O paciente 4.0 tornou-se um “agente 4.0”, muito mais informado para argumentar e discutir sobre tratamento. A decisão consentida, em que o médico apresentava a ele uma opinião especializada, esperando apenas que fosse aceita ou não, está cada dia mais no passado. Evoluímos para a decisão compartilhada, na qual a opinião do médico, baseada em evidências, é também influenciada pelo paciente, que divide suas preferências e valores. O processo de decisão de um tratamento começa, assim, na evidência científica e termina em quem recebe atendimento.

Uma análise feita pela Bites, empresa de inteligência de dados, apontou que são feitas 60,5 mil buscas por mês sobre câncer. Mas o interesse pela doença aumenta após o diagnóstico, já que há um crescimento nas buscas por tipos específicos de tumores.

No segundo semestre de 2019, o instituto Lado a Lado pela vida, em parceria com a SAÚDE, realizou uma pesquisa com 2.405 pessoas de todas as regiões do Brasil e 56% afirmaram que se informam sobre saúde com o médico, 53% no Google, 38% em sites de notícias e 34% pelas redes sociais.

A dona de casa Maria Odete, 40 anos, disse que se automedica apenas em casos que ela considera rotineiro, dores de garganta, febre e resfriado.

Não vejo nada de errado. Tendo em vista o grau da doença ou do processo. Não sou contra quem se automedica, porém não apoio e não faço isso“, disse Elizangela Costa, 45 anos, técnica de enfermagem.

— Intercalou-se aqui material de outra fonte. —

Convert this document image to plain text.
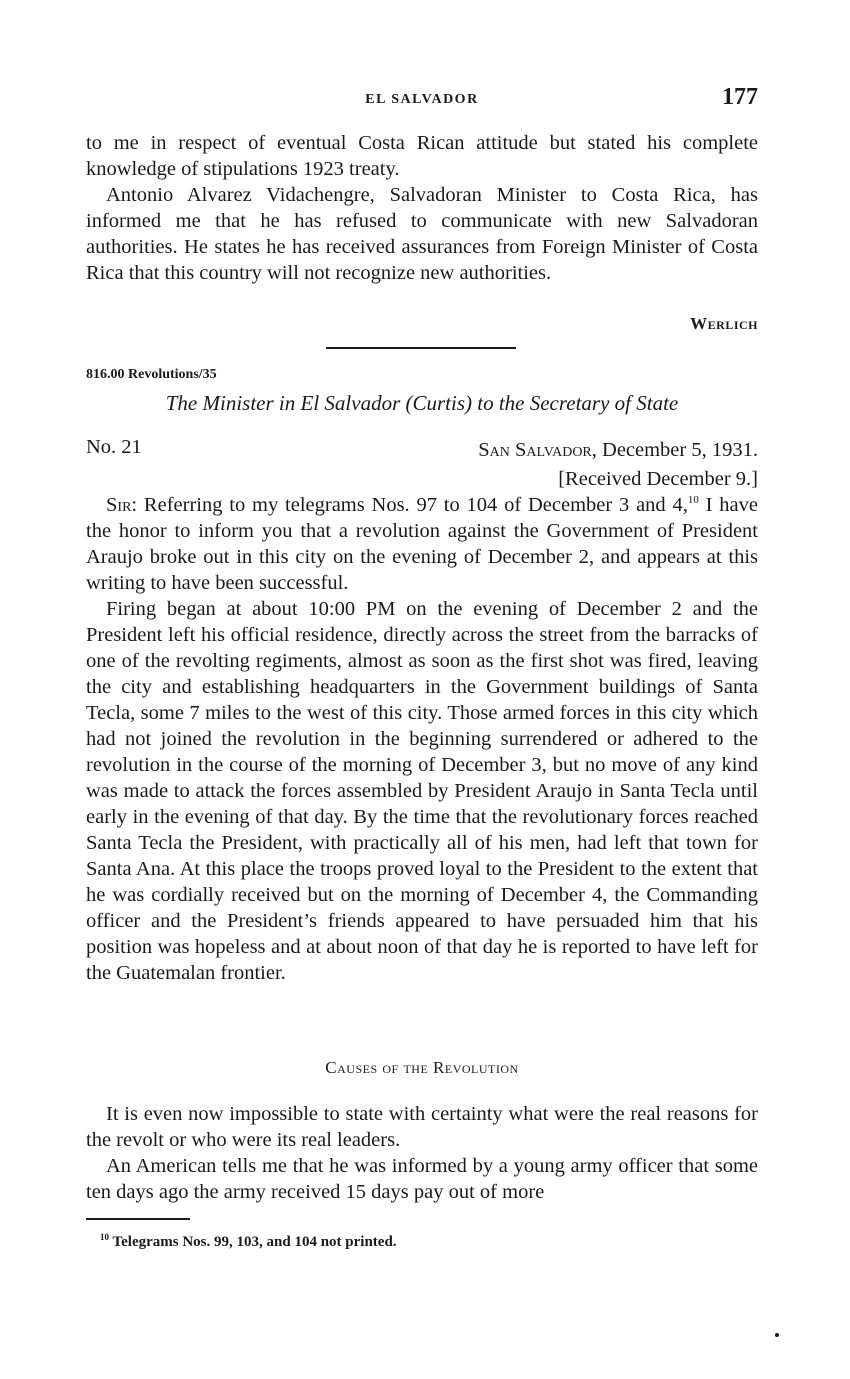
EL SALVADOR	177

to me in respect of eventual Costa Rican attitude but stated his complete knowledge of stipulations 1923 treaty.

Antonio Alvarez Vidachengre, Salvadoran Minister to Costa Rica, has informed me that he has refused to communicate with new Salvadoran authorities. He states he has received assurances from Foreign Minister of Costa Rica that this country will not recognize new authorities.

Werlich
816.00 Revolutions/35
The Minister in El Salvador (Curtis) to the Secretary of State
No. 21	San Salvador, December 5, 1931.
[Received December 9.]

Sir: Referring to my telegrams Nos. 97 to 104 of December 3 and 4,10 I have the honor to inform you that a revolution against the Government of President Araujo broke out in this city on the evening of December 2, and appears at this writing to have been successful.

Firing began at about 10:00 PM on the evening of December 2 and the President left his official residence, directly across the street from the barracks of one of the revolting regiments, almost as soon as the first shot was fired, leaving the city and establishing headquarters in the Government buildings of Santa Tecla, some 7 miles to the west of this city. Those armed forces in this city which had not joined the revolution in the beginning surrendered or adhered to the revolution in the course of the morning of December 3, but no move of any kind was made to attack the forces assembled by President Araujo in Santa Tecla until early in the evening of that day. By the time that the revolutionary forces reached Santa Tecla the President, with practically all of his men, had left that town for Santa Ana. At this place the troops proved loyal to the President to the extent that he was cordially received but on the morning of December 4, the Commanding officer and the President’s friends appeared to have persuaded him that his position was hopeless and at about noon of that day he is reported to have left for the Guatemalan frontier.

Causes of the Revolution

It is even now impossible to state with certainty what were the real reasons for the revolt or who were its real leaders.

An American tells me that he was informed by a young army officer that some ten days ago the army received 15 days pay out of more

$^{10}$ Telegrams Nos. 99, 103, and 104 not printed.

No hospital, as queixas mais comuns dos pacientes são dor de garganta, resfriado, alergia e tosse“, concluiu Elizangela.

Paciente 4.0 e a saúde 4.0

O conceito está relacionado à integração de ferramentas tecnológicas com a medicina e envolve mecanismos automatizados, como os sistemas de gestão para consultórios médicos.

Um bom receituário, um bom medicamento, uma cirurgia bem sucedida, um exame bem feito, esses são os serviços oferecidos, mas o paciente 4.0 e a saúde 4.0 anseia por mais. O paciente está cada vez mais a par dos assuntos relacionados à sua saúde.

Mais de 70% da população brasileira não tem plano de saúde, a maioria não tem acesso a dentista, mas essa população é sedenta por informação. A internet acaba sendo um dos únicos recursos para as classes C, D e E“, afirma Fabiana Kawahara, gerente de Insights e Analytics do Google Brasil, para a revista Exame.

Paciente e a amizade com o Dr. Google

O Dr. Google, como vem sendo chamado, não é formado em Medicina nem sequer humano, mas 26% dos brasileiros recorrem primeiramente a ele ao se deparar com um problema de saúde. O levantamento, obtido com exclusividade pelo Estado, revela que o Brasil é o país em que as buscas referentes à saúde mais cresceram no mundo no último ano. A alta também foi maior do que a média de buscas em outras categorias dentro do Brasil. Enquanto as pesquisas de saúde cresceram 17,3%, as de cuidados com cabelos aumentou apenas 3% e as de maquiagem caíram 4%.

Hoje em dia, a internet traz respostas para tudo, mas nem sempre as respostas são as mais adequadas ou compatíveis com aquele paciente ou aquela situação. O médico, conhecendo o histórico do paciente e o resultado de todos os exames, será a única pessoa que poderá analisar e interpretar os resultados de maneira adequada“, explica o Dr. Arnaldo Urbano Ruiz, cirurgião oncológico especializado em doenças do peritônio, para o site Diário Litoral.

O cenário, ao mesmo tempo que ajuda a democratizar a informação e dar autonomia ao paciente, traz também riscos e prejuízos. O aumento nas buscas de saúde leva alguns brasileiros a adotarem práticas ou tratamentos sem evidência científica. Outro problema é o surgimento dos cibercondríacos, a pessoa se baseia em informações da internet. Logo, ela fica obsessiva ou angustiada com a ideia de ter uma doença grave.